Но ее отвлекли. Новый пузырек всплыл из мутных глубин, ощутил присутствие собрата и вступил в контакт. Их общение ничем не напоминало диалог в том понимании, что один из собеседников посредством голосовых связок, губ и языка вызывает колебания воздуха, а другой нетерпеливо дожидается паузы, чтобы привести в действие собственные голосовые связки, губы и язык. Но за неимением лучшего термина назовем этот прямой обмен образами, мыслями и эмоциями разговором и изложим его в привычной форме последовательного обмена репликами.
— Ты ли это, Чуткий? Как же я рад тебя видеть! Свет мой, неужто мы наконец свободны! Нет, ну каков изверг! Маньяк, мерзавец, извращенец! Ты кого играл в его паскудной пьесе?
— Нищую мать-одиночку в России. Я тоже рад тебя видеть, Смутьян. А кем был ты?
— Чернокожей шлюхой в Гарлеме, представляешь? Зарезан, как баран, обкурившимся клиентом. Я всю дорогу сюда воображал, в какую задницу запихнул бы Угрюмого, попадись он мне в лапы. Ох, он бы у меня поплясал! Экая жалость, что это только мечты…
— Да, Угрюмый больше недоступен. Я тоже сначала пожалел об этом, но сейчас думаю: оно и к лучшему. Не хочу, чтобы в моей пьесе кто-то мучился. А с Угрюмым я бы не удержался…
— Да кто бы удержался? — включился в диалог третий собеседник. Привет, ребята! Я прямо из Израиля. Взлетел на бомбе араба-террориста. Нет, вы скажите, до какого цинизма нужно дойти, чтобы называть себя Единым Богом и каждому племени выдавать указания, противоречащие всем прочим! «Евреи распяли Христа…» А как еще они могли поступить, когда им был обещан мессия-царь, могущественный владыка, несущий мир князьям, славу и благодеяния Иерусалиму, безопасность народу израилеву, а явился нищий бродяга, объявил, что принес не мир, но меч, посеял смуту, стравил простолюдинов с первосвященниками, призвал смириться с произволом римского кесаря и навлек на избранный народ такие бедствия, что куда там казням египетским? Я бы посмотрел, как обошлись бы сами христиане времен Святейшей инквизиции с таким вот мессией, вооруженным новой трактовкой Священного Писания!
— Я бы тоже не отказался, если бы тот мессия был воплощением Угрюмого, — вступил в беседу бывший шахид, всплывая вслед за своей жертвой. — Единый Бог, прах его возьми! Милосердный Аллах, наставляющий детей своих: «Убей неверного, и душа твоя попадет в рай»!
— «Бог есть любовь!» — ядовито процитировал Смутьян. Он подпустил в свечение вокруг себя фисташковой зелени, обозначая насмешку, но багровые всполохи выдавали клокотавшую в нем ярость. — Если уж речь зашла о цинизме, как не вспомнить это милое изречение! Знаете, чего я никогда не прощу Угрюмому? Наглой доктрины о благости Божьей и греховности человеческой. Бывало, моя героиня на коленях ползала, выпрашивая себе хоть капельку счастья, вымаливая прощение за грехи и более всего — за страшный грех блудодейства. Казнила себя, проститутку. Можно подумать, она сама выбирала ремесло! Ей и тринадцати не исполнилось, когда ее посадили на иглу и привели первого клиента.
— Между прочим, за что Угрюмый так ненавидел ярких? — поинтересовался Чуткий.

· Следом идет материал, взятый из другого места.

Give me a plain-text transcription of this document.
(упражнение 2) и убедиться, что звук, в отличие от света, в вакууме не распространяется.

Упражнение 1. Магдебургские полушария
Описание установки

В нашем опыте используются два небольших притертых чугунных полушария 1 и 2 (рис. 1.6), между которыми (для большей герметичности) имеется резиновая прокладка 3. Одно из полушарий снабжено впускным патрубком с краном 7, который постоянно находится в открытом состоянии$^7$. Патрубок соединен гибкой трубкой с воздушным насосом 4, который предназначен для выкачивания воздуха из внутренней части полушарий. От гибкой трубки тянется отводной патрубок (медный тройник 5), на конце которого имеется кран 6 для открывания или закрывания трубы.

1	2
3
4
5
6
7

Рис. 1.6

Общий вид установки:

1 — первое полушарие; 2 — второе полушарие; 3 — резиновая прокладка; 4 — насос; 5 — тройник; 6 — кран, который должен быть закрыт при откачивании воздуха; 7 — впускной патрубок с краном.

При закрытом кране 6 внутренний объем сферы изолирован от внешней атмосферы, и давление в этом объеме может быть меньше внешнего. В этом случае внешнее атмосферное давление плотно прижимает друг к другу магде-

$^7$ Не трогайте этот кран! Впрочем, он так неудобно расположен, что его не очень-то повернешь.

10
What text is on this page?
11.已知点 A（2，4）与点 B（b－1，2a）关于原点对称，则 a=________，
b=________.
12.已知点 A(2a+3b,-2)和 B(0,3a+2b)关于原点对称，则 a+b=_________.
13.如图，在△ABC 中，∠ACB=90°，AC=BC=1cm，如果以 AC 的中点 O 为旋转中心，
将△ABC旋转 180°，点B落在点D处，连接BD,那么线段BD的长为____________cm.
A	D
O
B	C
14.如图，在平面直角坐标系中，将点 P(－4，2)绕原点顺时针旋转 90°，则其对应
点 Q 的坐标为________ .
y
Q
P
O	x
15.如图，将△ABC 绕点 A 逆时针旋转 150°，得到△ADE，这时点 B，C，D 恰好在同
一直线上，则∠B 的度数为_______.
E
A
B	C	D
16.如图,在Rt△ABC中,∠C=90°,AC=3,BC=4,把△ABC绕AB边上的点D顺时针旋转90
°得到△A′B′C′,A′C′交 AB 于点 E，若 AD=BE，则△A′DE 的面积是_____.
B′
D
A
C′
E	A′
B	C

Термин «яркие» весьма и весьма приблизителен. Все одушевленные сущности Межмирья делятся на четыре типа, разнящиеся между собой способностью излучать, поглощать и отражать эмоции. Прибегнув к аналогии взаимодействия света с веществом, эти типы можно условно назвать «яркий», «матовый», «темный» и «прозрачный».
— Вы обратили внимание: практически всех ярких он воплотил в женщин?
— Думаете, это признак ненависти? — вступил в дискуссию новый собеседник. Его окружало спокойное бело-голубое свечение, но мелькание алых искр показывало, сколь обманчива эта невозмутимость. — Как же тогда назвать отношение Угрюмого к прозрачным и матовым, коих он превратил в свою флору и фауну? Задумывались ли вы в своем земном воплощении о том, что чувствует лошадь, весь свой век проработавшая на людей и приведенная на бойню?